Р. л. Берг Фото Полякова
Рукопись Филатова не пропала. Тридцать два года она пролежала в архиве под семью печатями страха. Мораль будушего в представлении Филатова нисколько не противоречит коммунистической морали. Моральные кодексы всех религий, как и веру в личное бессмертие, Филатов отвергает. И, тем не менее, понадобилась энергия такого смельчака, как Астауров, чтобы рукопись Филатова увидела свет. Филатов, подумайте только, какая дерзость, не ссылается на классиков марксизма-ленинизма, развивает не их основополагающие идеи, а свои собственные. Он осмеливается искать корни благородного поведения человека не в классовой борьбе, а в предыстории человечества, в животном мире. Причину подавления эгоистического начала он видит в материнской любви и в готовности матери жертвовать жизнью для спасения ребенка. Человек, принесший в редакцию рукопись такого содержания, не только не добился бы ее опубликования, но поставил бы под удар свою карьеру.
Опубликованием рукописи Филатов обязан не одному Астаурову.
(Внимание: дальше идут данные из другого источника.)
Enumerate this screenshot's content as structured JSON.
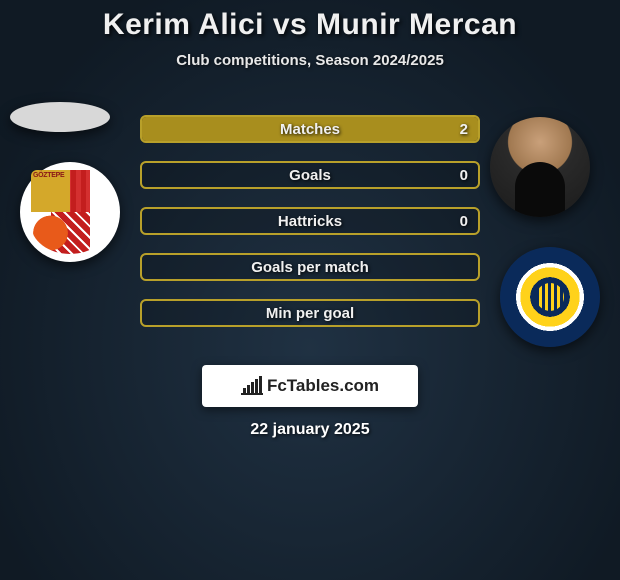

Вопрос о биологических корнях альтруизма поднят другим берсерком, другим храбрецом, способным голым бросаться в бой и сражаться с закованными в латы марксизма-ленинизма воинами. Этот берсерк – Эфроимсон, недавно выпущенный из сталинского лагеря смерти – Джезказгана. Он написал статью о биологических корнях альтруизма, о том, что без взаимопомощи, самопожертвования, без подавления инстинкта самосохранения не было бы человека. Его статья напечатана в «Новом мире». Редактор журнала Твардовский и автор Эфроимсон выпустили джинна из бутылки, из той самой бутылки, где лежала запечатанная семью печатями страха рукопись Филатова – замурованный джинн. Астауров отредактировал рукопись, придал ей законченный вид. Она напечатана в альманахе «Пути в незнаемое» в одиннадцатом номере, в 1974 году. Называется она «Норма поведения или мораль будущего с естественноисторической точки зрения». В будущем морали не будет, утверждает Филатов. Кодекс предписаний исчезнет, сольется с нормой поведения, отождествится с ней. Добро будет господствовать, эгоистическое начало будет подавлено, как и инстинкт самосохранения. Любовь к людям станет частью любви ко всему живому. Отпадет за ненадобностью удовлетворение в заботе о счастье других людей, в любви к жизни в целом. И сейчас есть люди этого высшего типа. В будущем они завоюют жизнь. Их жизненная стойкость тому порукой. «Из всех житейских передряг они выходят моральными победителями, то есть удерживают свои привычные и единственно возможные для них отношения к окружающему и к окружающим».
Редактирование статьи Филатова – одно из последних дел Астаурова. О нем и о его гибели речь впереди. Имя редактора и автора предисловия стоят в альманахе в траурных рамках.